Note to the reader: if you’re looking for a factual article on driving in Europe, you’re in the wrong place. Nothing for you here, please back-up and move along.
It’s a little-known fact that all European cars sold in continental Europe have no indicators. Even imports have the indicator apparatus removed at the port, shipped to the UK and sold for spare parts.
Due to this, I have been heavy on the horn, especially in Italy. Maybe I’m just warming to my environment and blending in? Leaving Milan, an old man had his wing mirror rearranged by the massive steel bumper on the truck, as he thought I would let him nip in front of us after he passed us in the turn-left lane. It could have been much worse for his little Fiat had I wanted to socialise with the Polizia.
Something I am a fan of, however, is the way continental European drivers tend towards the slow lanes on the motorways. This simple departure from the norm in the UK almost single-handedly means that everyone can drive at the speed they wish. Pass, pull back in and allow anyone behind to overtake. Who cares if someone wants to drive faster than you? If everyone is in the outside lane, things only move as fast as the slowest car. This way, cars fly by, there is rarely anyone frustrated or angry, and everyone gets where they want to go at the speed they want. Brilliant. Shall we try it in the UK? It just might catch on…
There is one downside to this phenomenomenom, though. Occasionally, some drivers are so keen to pull in again once they pass you that they forget to actually fully pass you before pulling in. Or they do pass you, pull in and apply the brakes inches in front of you. Almost like it’s in celebration of passing a 22-year-old steel brick with a tent on top, powered by a tractor engine. I really thought we were going to monster-truck a guy a few days ago on the way to Lake Garda.
As we have driven south, the driving has gotten noticeably spicier. The drivers really seem to have no care for their vehicles or their own safety. Or maybe they have removed their mirrors as well as the indicators?
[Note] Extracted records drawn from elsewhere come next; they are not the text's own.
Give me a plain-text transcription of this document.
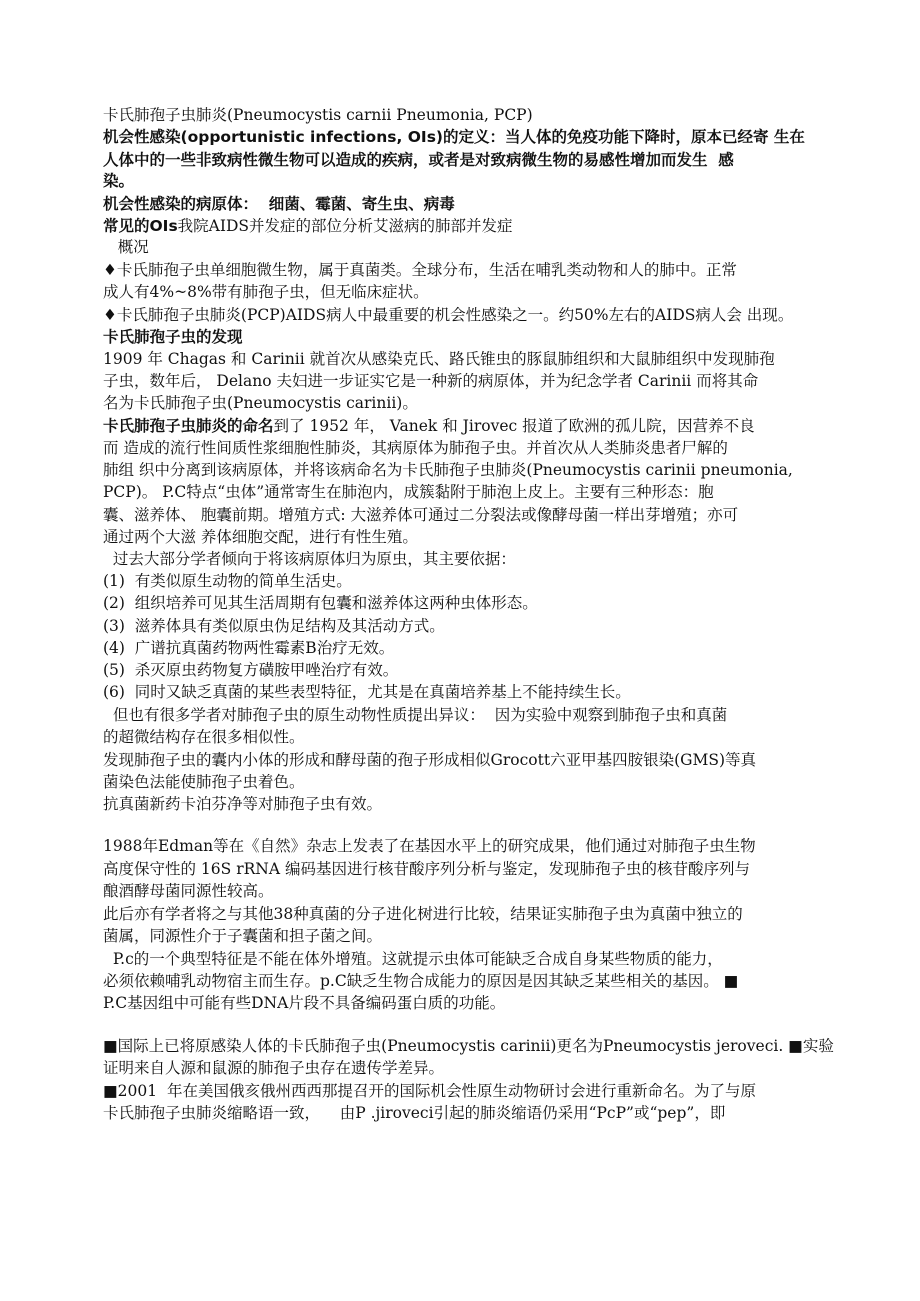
卡氏肺孢子虫肺炎(Pneumocystis carnii Pneumonia, PCP)
机会性感染(opportunistic infections, OIs)的定义：当人体的免疫功能下降时，原本已经寄 生在
人体中的一些非致病性微生物可以造成的疾病，或者是对致病微生物的易感性增加而发生  感
染。
机会性感染的病原体：  细菌、霉菌、寄生虫、病毒
常见的OIs我院AIDS并发症的部位分析艾滋病的肺部并发症
概况
♦卡氏肺孢子虫单细胞微生物，属于真菌类。全球分布，生活在哺乳类动物和人的肺中。正常
成人有4%~8%带有肺孢子虫，但无临床症状。
♦卡氏肺孢子虫肺炎(PCP)AIDS病人中最重要的机会性感染之一。约50%左右的AIDS病人会 出现。
卡氏肺孢子虫的发现
1909 年 Chagas 和 Carinii 就首次从感染克氏、路氏锥虫的豚鼠肺组织和大鼠肺组织中发现肺孢
子虫，数年后， Delano 夫妇进一步证实它是一种新的病原体，并为纪念学者 Carinii 而将其命
名为卡氏肺孢子虫(Pneumocystis carinii)。
卡氏肺孢子虫肺炎的命名到了 1952 年， Vanek 和 Jirovec 报道了欧洲的孤儿院，因营养不良
而 造成的流行性间质性浆细胞性肺炎，其病原体为肺孢子虫。并首次从人类肺炎患者尸解的
肺组 织中分离到该病原体，并将该病命名为卡氏肺孢子虫肺炎(Pneumocystis carinii pneumonia,
PCP)。 P.C特点“虫体”通常寄生在肺泡内，成簇黏附于肺泡上皮上。主要有三种形态：胞
囊、滋养体、 胞囊前期。增殖方式: 大滋养体可通过二分裂法或像酵母菌一样出芽增殖；亦可
通过两个大滋 养体细胞交配，进行有性生殖。
过去大部分学者倾向于将该病原体归为原虫，其主要依据：
(1)  有类似原生动物的简单生活史。
(2)  组织培养可见其生活周期有包囊和滋养体这两种虫体形态。
(3)  滋养体具有类似原虫伪足结构及其活动方式。
(4)  广谱抗真菌药物两性霉素B治疗无效。
(5)  杀灭原虫药物复方磺胺甲唑治疗有效。
(6)  同时又缺乏真菌的某些表型特征，尤其是在真菌培养基上不能持续生长。
但也有很多学者对肺孢子虫的原生动物性质提出异议：  因为实验中观察到肺孢子虫和真菌
的超微结构存在很多相似性。
发现肺孢子虫的囊内小体的形成和酵母菌的孢子形成相似Grocott六亚甲基四胺银染(GMS)等真
菌染色法能使肺孢子虫着色。
抗真菌新药卡泊芬净等对肺孢子虫有效。
1988年Edman等在《自然》杂志上发表了在基因水平上的研究成果，他们通过对肺孢子虫生物
高度保守性的 16S rRNA 编码基因进行核苷酸序列分析与鉴定，发现肺孢子虫的核苷酸序列与
酿酒酵母菌同源性较高。
此后亦有学者将之与其他38种真菌的分子进化树进行比较，结果证实肺孢子虫为真菌中独立的
菌属，同源性介于子囊菌和担子菌之间。
P.c的一个典型特征是不能在体外增殖。这就提示虫体可能缺乏合成自身某些物质的能力，
必须依赖哺乳动物宿主而生存。p.C缺乏生物合成能力的原因是因其缺乏某些相关的基因。 ■
P.C基因组中可能有些DNA片段不具备编码蛋白质的功能。
■国际上已将原感染人体的卡氏肺孢子虫(Pneumocystis carinii)更名为Pneumocystis jeroveci. ■实验
证明来自人源和鼠源的肺孢子虫存在遗传学差异。
■2001  年在美国俄亥俄州西西那提召开的国际机会性原生动物研讨会进行重新命名。为了与原
卡氏肺孢子虫肺炎缩略语一致，    由P .jiroveci引起的肺炎缩语仍采用“PcP”或“pep”，即
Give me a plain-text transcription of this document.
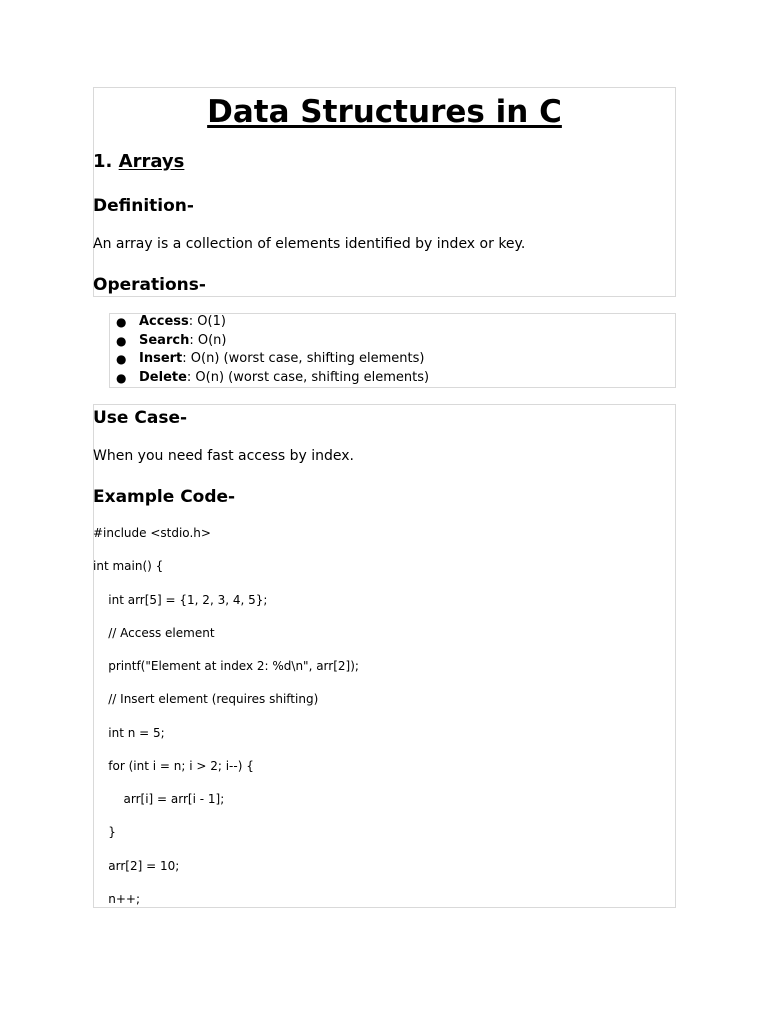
Data Structures in C
1. Arrays
Definition-

An array is a collection of elements identified by index or key.

Operations-
● Access: O(1)
● Search: O(n)
● Insert: O(n) (worst case, shifting elements)
● Delete: O(n) (worst case, shifting elements)
Use Case-

When you need fast access by index.

Example Code-
#include <stdio.h>
int main() {
int arr[5] = {1, 2, 3, 4, 5};
// Access element
printf("Element at index 2: %d\n", arr[2]);
// Insert element (requires shifting)
int n = 5;
for (int i = n; i > 2; i--) {
arr[i] = arr[i - 1];
}
arr[2] = 10;
n++;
A fantastic stat is that the area around Salerno, Italy, has the highest number of drivers intent on being killed by a 4×4. Every major street we drove down we found someone willingly drive out in front of us and stop. It’s as if they know you’re coming as they only look towards the oncoming traffic after they stop their small car, completely blocking the road. They look up at you, with confusion on their little tanned faces, as if to ask “Why did you brake? Why didn’t you smash into me and at least total my shitheap of a car? Or even maim me? If I valued either my car or my life, I would clearly have looked before I pulled out. Or even just driven on rather than stopping once I’d blocked the road. Anything is better than this life, please reverse and have another go.” I was sorely tempted on every occasion.
Italian drivers: I’m not angry. I’m disappointed.
With Chuck the Truck now waiting at Salerno port to be shipped to Alexandria, Egypt, we will have to wait around 10 days before we judge the driving in our first African country. We simply can’t wait.